The newly refurbished dining room reeks of refinement, with polished tabletops and plush chairs. Faux-ivory vignettes cover the walls, tiles swarm across the ceiling and soft blues, and warm gold and soothing white tones create the sensation of high tea in Victorian England or ritzy Parisian cafés.
Wait staff even cut semi-formal figures as they flit around the room in crisp whites. It’s an impressive space.
But the food brings everything right back home. Three-egg omelets often carry too much salt and can be rubbery at times. The beef tartare resembles the ground patés served by Czech pubs — meaning slimy in texture — although they’re well-seasoned. And on one visit, the mushroom quiche separated from its deeply browned (read: almost blackened) crust.

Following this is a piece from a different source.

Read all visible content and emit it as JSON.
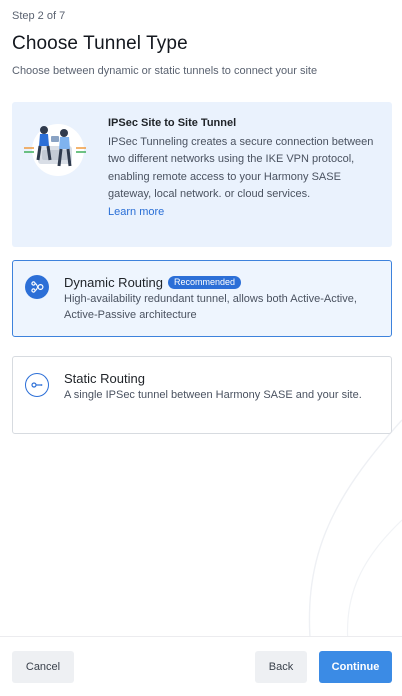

But those are just the lowlights of the new-old haunt. On the plus side, Café Imperial makes its own pastries and serves café-style snacks. Breakfast choices include English, American and Continental. The classic French favorite, crepe suzette, succumbs to an “appeal to the masses” approach that smoothes out bitter edges with syrupy sweetness. Fortunately, the zing of citrus survives, so it’s likely to please.

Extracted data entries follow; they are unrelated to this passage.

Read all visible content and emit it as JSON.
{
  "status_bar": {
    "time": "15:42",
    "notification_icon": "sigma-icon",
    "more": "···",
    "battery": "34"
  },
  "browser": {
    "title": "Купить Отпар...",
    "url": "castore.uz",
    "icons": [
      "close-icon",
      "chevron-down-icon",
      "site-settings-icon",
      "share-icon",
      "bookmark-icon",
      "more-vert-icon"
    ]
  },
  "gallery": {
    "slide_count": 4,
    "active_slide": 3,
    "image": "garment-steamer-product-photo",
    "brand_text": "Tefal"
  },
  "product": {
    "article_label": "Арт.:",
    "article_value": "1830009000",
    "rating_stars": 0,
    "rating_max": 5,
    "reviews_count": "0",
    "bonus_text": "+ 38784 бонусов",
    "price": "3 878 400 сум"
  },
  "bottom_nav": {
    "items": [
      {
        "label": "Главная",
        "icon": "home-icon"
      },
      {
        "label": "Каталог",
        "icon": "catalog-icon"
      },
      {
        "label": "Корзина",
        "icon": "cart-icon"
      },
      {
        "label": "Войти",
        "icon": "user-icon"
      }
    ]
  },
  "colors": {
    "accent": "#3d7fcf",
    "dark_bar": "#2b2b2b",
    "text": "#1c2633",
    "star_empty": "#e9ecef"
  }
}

Regional dishes — halušky in this case — also fare pretty well. The gnocchi mixture has a smooth, tacky mouthfeel and faintly sour flavor offset by the burnished caramel of deep-fried onions.

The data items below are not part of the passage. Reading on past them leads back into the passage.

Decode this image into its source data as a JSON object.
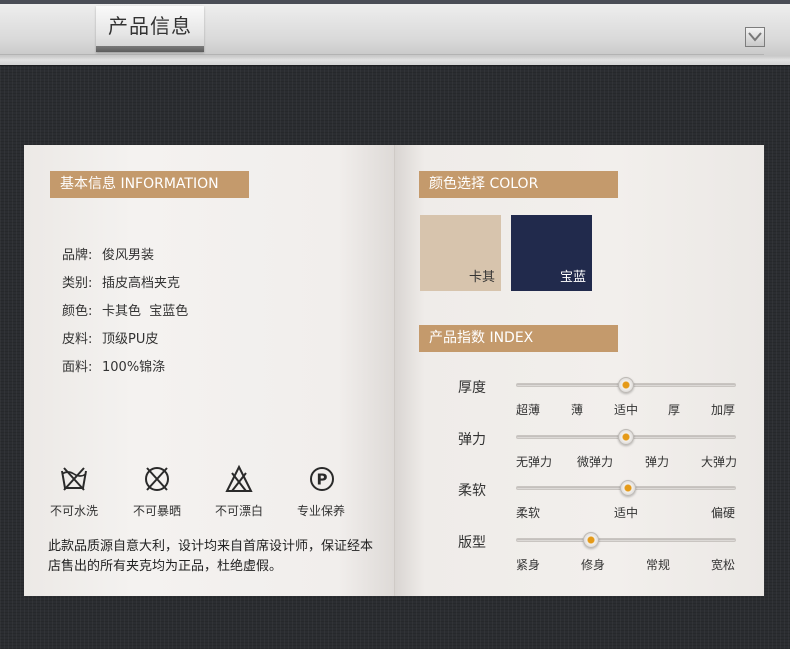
{
  "header": {
    "title": "产品信息"
  },
  "info": {
    "heading": "基本信息 INFORMATION",
    "specs": [
      {
        "label": "品牌:",
        "value": "俊风男装"
      },
      {
        "label": "类别:",
        "value": "插皮高档夹克"
      },
      {
        "label": "颜色:",
        "value": "卡其色  宝蓝色"
      },
      {
        "label": "皮料:",
        "value": "顶级PU皮"
      },
      {
        "label": "面料:",
        "value": "100%锦涤"
      }
    ],
    "care": [
      {
        "icon": "no-wash-icon",
        "label": "不可水洗"
      },
      {
        "icon": "no-tumble-dry-icon",
        "label": "不可暴晒"
      },
      {
        "icon": "no-bleach-icon",
        "label": "不可漂白"
      },
      {
        "icon": "professional-care-icon",
        "label": "专业保养"
      }
    ],
    "note": "此款品质源自意大利，设计均来自首席设计师，保证经本店售出的所有夹克均为正品，杜绝虚假。"
  },
  "colors": {
    "heading": "颜色选择 COLOR",
    "swatches": [
      {
        "name": "卡其",
        "color": "#d7c4ad",
        "text_color": "#333333"
      },
      {
        "name": "宝蓝",
        "color": "#212a4c",
        "text_color": "#ffffff"
      }
    ]
  },
  "index": {
    "heading": "产品指数 INDEX",
    "rows": [
      {
        "label": "厚度",
        "ticks": [
          "超薄",
          "薄",
          "适中",
          "厚",
          "加厚"
        ],
        "value": 0.5
      },
      {
        "label": "弹力",
        "ticks": [
          "无弹力",
          "微弹力",
          "弹力",
          "大弹力"
        ],
        "value": 0.5
      },
      {
        "label": "柔软",
        "ticks": [
          "柔软",
          "适中",
          "偏硬"
        ],
        "value": 0.51
      },
      {
        "label": "版型",
        "ticks": [
          "紧身",
          "修身",
          "常规",
          "宽松"
        ],
        "value": 0.34
      }
    ]
  }
}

Overall, it’s better than the well-worn version of Café Imperial that shut down for renovation more than a year ago, though still not what the room deserves.
A reminder
The first Prague Food Festival kicks off Friday, Sept. 7, at noon and runs through the weekend. Thirty of the best restaurants listed in Pavel Maurer’s Zagat-style Grand Restaurant guide will cook up starters and entrees. Each day also features wine tastings, live music and other frills. Tickets cost 350 Kč ($17), with 250 Kč returned to you in the form of vouchers. It all takes place in and around Kampa Museum. Check  www.praguefoodfestival.com for more information.
Trade winds
Highly regarded chef Vito Mollica of Allegro in the Four Seasons leaves tomorrow for Florence, Italy, where he will take over food service operations at the yet-to-be-opened Four Seasons branch there. In his place, Andrea Accordi from, oddly enough, the Italian city of Florence.
Good service
In my continuing effort to acknowledge the unknown art of customer care, here’s a nod to the folks at Kabul Karolina for trying to accommodate patrons in their popular (and often-crowded) space. And more than one nod for the bartender from Krč baseball center’s pub, who took it upon herself to haul a couple beers over to the main stadium for guests loaded down with burgers.
Final (slurred) words
During journalism’s golden age, newspaper writers were a cantankerous, garrulous, hard-drinking lot — at least, according to Hollywood. PR types like Sidney Falco (as played by Tony Curtis) would bounce from shabby bar to seedy lounge trying to catch a moment with columnists, drinking their way toward deadline as cigarette butts piled up beside their notepads. But those days are over, I guess. The recent opening of cocktail bar UM Café across from our luxurious Prague Post offices prompted no headlong rush for a fill of booze. No, our newshounds remained in their chairs, huddled over museum-piece computers, pounding away — on keyboards. As for overflowing ashtrays, no dice; it’s a smoke-free joint.